In 1992 Sweden implemented a private-school reform. Students were given the opportunity, using vouchers, to choose between public and private schools. The number of private schools has continuously grown, and today more than 12 percent of Swedish compulsory school students attend private schools. All children can apply to these schools, and so-called cherry picking or cream skimming is forbidden.
Better test scores and longer education
The authors of the new report find that having a higher proportion of students in private schools improves students’ national test scores and their grades in 9th grade. If the share of students increases by 10 percentage points in a municipality, students’ knowledge increases by 3–4 percent in compulsory school. This effect persists when students attend upper secondary school. The proportion of students going on to higher education increases by two percentage points as a consequence of having more private schools, and the number of years of education attained at the age of 24 increases by nearly a month on average.

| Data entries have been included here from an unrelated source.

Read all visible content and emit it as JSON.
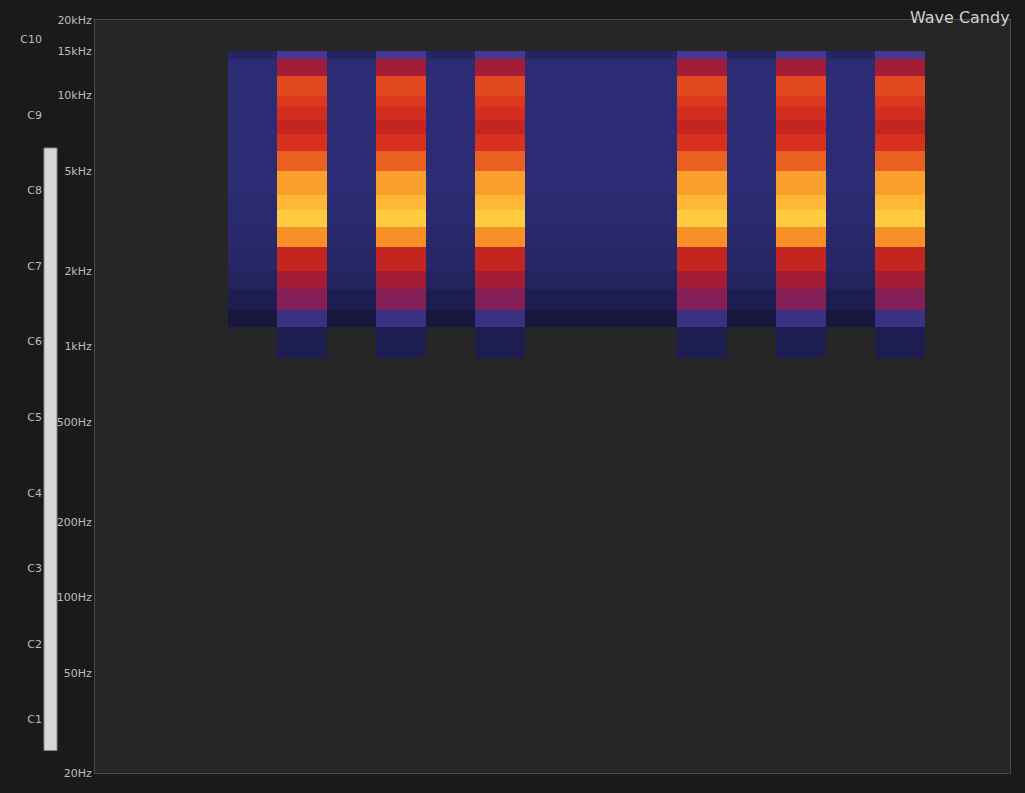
{
  "chart_data": {
    "type": "heatmap",
    "title": "Wave Candy",
    "log": "y",
    "grid": false,
    "tick_labels": "y",
    "xlim": [
      0,
      100
    ],
    "ylim": [
      20,
      20000
    ],
    "yticks": [
      {
        "value": 20000,
        "label": "20kHz"
      },
      {
        "value": 15000,
        "label": "15kHz"
      },
      {
        "value": 10000,
        "label": "10kHz"
      },
      {
        "value": 5000,
        "label": "5kHz"
      },
      {
        "value": 2000,
        "label": "2kHz"
      },
      {
        "value": 1000,
        "label": "1kHz"
      },
      {
        "value": 500,
        "label": "500Hz"
      },
      {
        "value": 200,
        "label": "200Hz"
      },
      {
        "value": 100,
        "label": "100Hz"
      },
      {
        "value": 50,
        "label": "50Hz"
      },
      {
        "value": 20,
        "label": "20Hz"
      }
    ],
    "y2lim": [
      20,
      20000
    ],
    "y2ticks": [
      {
        "value": 32.7,
        "label": "C1"
      },
      {
        "value": 65.41,
        "label": "C2"
      },
      {
        "value": 130.81,
        "label": "C3"
      },
      {
        "value": 261.63,
        "label": "C4"
      },
      {
        "value": 523.25,
        "label": "C5"
      },
      {
        "value": 1046.5,
        "label": "C6"
      },
      {
        "value": 2093,
        "label": "C7"
      },
      {
        "value": 4186.01,
        "label": "C8"
      },
      {
        "value": 8372.02,
        "label": "C9"
      },
      {
        "value": 16744.04,
        "label": "C10"
      }
    ],
    "x_bins": [
      0,
      14.5,
      19.9,
      25.4,
      30.7,
      36.2,
      41.5,
      47.0,
      63.6,
      69.1,
      74.4,
      79.9,
      85.2,
      90.7,
      100
    ],
    "y_bins": [
      20,
      900,
      1200,
      1400,
      1700,
      2000,
      2500,
      3000,
      3500,
      4000,
      5000,
      6000,
      7000,
      8000,
      9000,
      10000,
      12000,
      14000,
      15000,
      20000
    ],
    "zlim": [
      -100,
      0
    ],
    "cells": [
      [
        null,
        null,
        null,
        null,
        null,
        null,
        null,
        null,
        null,
        null,
        null,
        null,
        null,
        null
      ],
      [
        null,
        null,
        -76,
        null,
        -76,
        null,
        -76,
        null,
        -76,
        null,
        -76,
        null,
        -76,
        null
      ],
      [
        null,
        -80,
        -62,
        -80,
        -62,
        -80,
        -62,
        -80,
        -62,
        -80,
        -62,
        -80,
        -62,
        null
      ],
      [
        null,
        -76,
        -44,
        -76,
        -44,
        -76,
        -44,
        -76,
        -44,
        -76,
        -44,
        -76,
        -44,
        null
      ],
      [
        null,
        -73,
        -40,
        -73,
        -40,
        -73,
        -40,
        -73,
        -40,
        -73,
        -40,
        -73,
        -40,
        null
      ],
      [
        null,
        -71,
        -34,
        -71,
        -34,
        -71,
        -34,
        -71,
        -34,
        -71,
        -34,
        -71,
        -34,
        null
      ],
      [
        null,
        -70,
        -18,
        -70,
        -18,
        -70,
        -18,
        -70,
        -18,
        -70,
        -18,
        -70,
        -18,
        null
      ],
      [
        null,
        -69,
        -10,
        -69,
        -10,
        -69,
        -10,
        -69,
        -10,
        -69,
        -10,
        -69,
        -10,
        null
      ],
      [
        null,
        -69,
        -13,
        -69,
        -13,
        -69,
        -13,
        -69,
        -13,
        -69,
        -13,
        -69,
        -13,
        null
      ],
      [
        null,
        -68,
        -16,
        -68,
        -16,
        -68,
        -16,
        -68,
        -16,
        -68,
        -16,
        -68,
        -16,
        null
      ],
      [
        null,
        -68,
        -24,
        -68,
        -24,
        -68,
        -24,
        -68,
        -24,
        -68,
        -24,
        -68,
        -24,
        null
      ],
      [
        null,
        -68,
        -30,
        -68,
        -30,
        -68,
        -30,
        -68,
        -30,
        -68,
        -30,
        -68,
        -30,
        null
      ],
      [
        null,
        -68,
        -34,
        -68,
        -34,
        -68,
        -34,
        -68,
        -34,
        -68,
        -34,
        -68,
        -34,
        null
      ],
      [
        null,
        -68,
        -31,
        -68,
        -31,
        -68,
        -31,
        -68,
        -31,
        -68,
        -31,
        -68,
        -31,
        null
      ],
      [
        null,
        -68,
        -29,
        -68,
        -29,
        -68,
        -29,
        -68,
        -29,
        -68,
        -29,
        -68,
        -29,
        null
      ],
      [
        null,
        -68,
        -27,
        -68,
        -27,
        -68,
        -27,
        -68,
        -27,
        -68,
        -27,
        -68,
        -27,
        null
      ],
      [
        null,
        -68,
        -40,
        -68,
        -40,
        -68,
        -40,
        -68,
        -40,
        -68,
        -40,
        -68,
        -40,
        null
      ],
      [
        null,
        -72,
        -56,
        -72,
        -56,
        -72,
        -56,
        -72,
        -56,
        -72,
        -56,
        -72,
        -56,
        null
      ],
      [
        null,
        null,
        null,
        null,
        null,
        null,
        null,
        null,
        null,
        null,
        null,
        null,
        null,
        null
      ]
    ]
  }
}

“It took 8–10 years after the implementation of the private school reform before we saw any positive effects. This is probably because it took some time for the private schools to become more than a marginal phenomenon in most municipalities,” says Mikael Lindahl.
Students in both public and private schools benefit
Students in both public and private schools profit; private school students are not favored.
“We don’t know whether it’s competition that makes schools improve, or whether new ideas are disseminated more widely. We have not found that different types of private schools generate different effects,” says Mikael Lindahl.
Furthermore, the cost of schooling does not rise when more students choose private schools.